Yeah, the thread will be blocked, so at least it won’t be burning CPU

lucasbradstreet16:06:52

It’ll be up to the OS to schedule the other threads though

manderson16:06:26

gotcha. i'm very interested in the refactor. any docs anywhere yet?

lucasbradstreet16:06:28

Not yet, it’s in a pretty heavy state of flux atm. Hopefully we’ll have something a bit more alpha in a month or so

manderson16:06:51

very cool. i think that will be a big win.

lucasbradstreet16:06:33

Yeah, I agree. It wasn’t the reason for the refactor, but I’ve made sure that the way we’ve architected things will allow for it

lucasbradstreet16:06:43

We’re currently property testing peers interleaving actions with a single thread, which allows us to find some pretty complex bugs

lucasbradstreet16:06:48

So this kinda fell out of that too

manderson16:06:12

nice. yeah, that's a hard problem.

lucasbradstreet16:06:31

Can’t do that if you are starting threads all over the place 😄

manderson16:06:56

have you looked into Pulsar/Fibers at all for that?

lucasbradstreet16:06:11

I’ve had a look at pulsar.

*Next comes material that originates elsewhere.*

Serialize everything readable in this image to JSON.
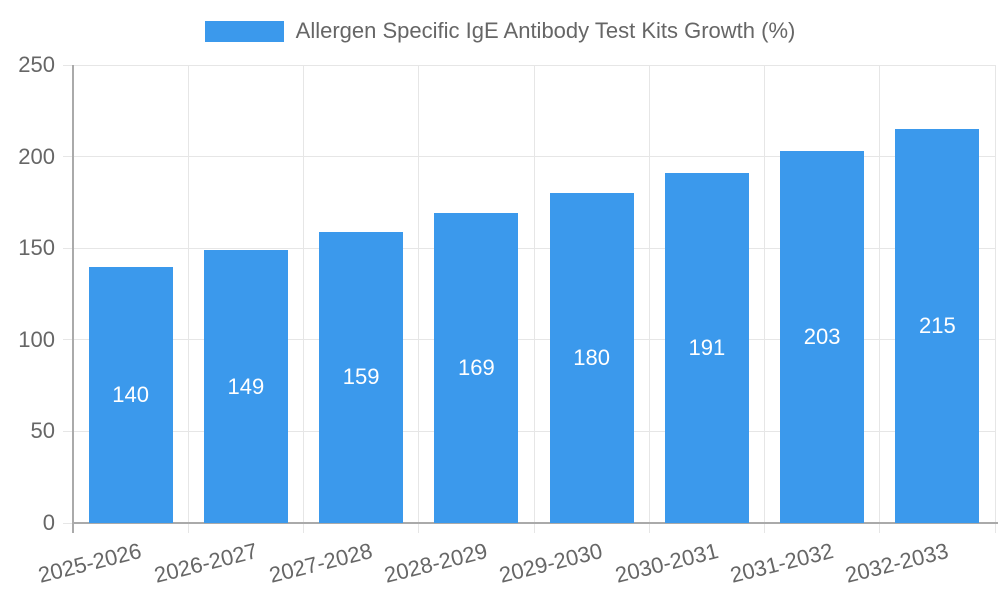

It’s interesting, but I really don’t want something else in the middle that might slow things down

manderson16:06:20

yep, makes sense

lucasbradstreet16:06:24

It’s important enough that I want to own it

manderson16:06:29

totally agree

manderson16:06:22

just FWIW, a couple other Flink features that struck me: - the Kafka listener allows consuming from multiple topics into a single workflow - resource scheduling. this one is a bit more vague, they're using YARN, which is less than ideal IMO, but if there was some similar mechanism in Onyx perhaps leveraging Mesos or something, that could be really powerful.

manderson16:06:27

random thoughts 🙂

lucasbradstreet16:06:44

For the kafka listener, I think expanding out to multiple tasks programatically isn’t so bad, especially once we can have threads that share tasks

lucasbradstreet16:06:12

For the second part we’re going to come up with some kubernetes tutorials for this sort of thing. Mesos should be similar

lucasbradstreet16:06:30

We’ll get there

manderson16:06:34

awesome. yep, great stuff. appreciate all the hard work!

manderson16:06:03

i'll keep my ears open for updates on the refactor

andrewhr16:06:38

+1 on this refactor 😄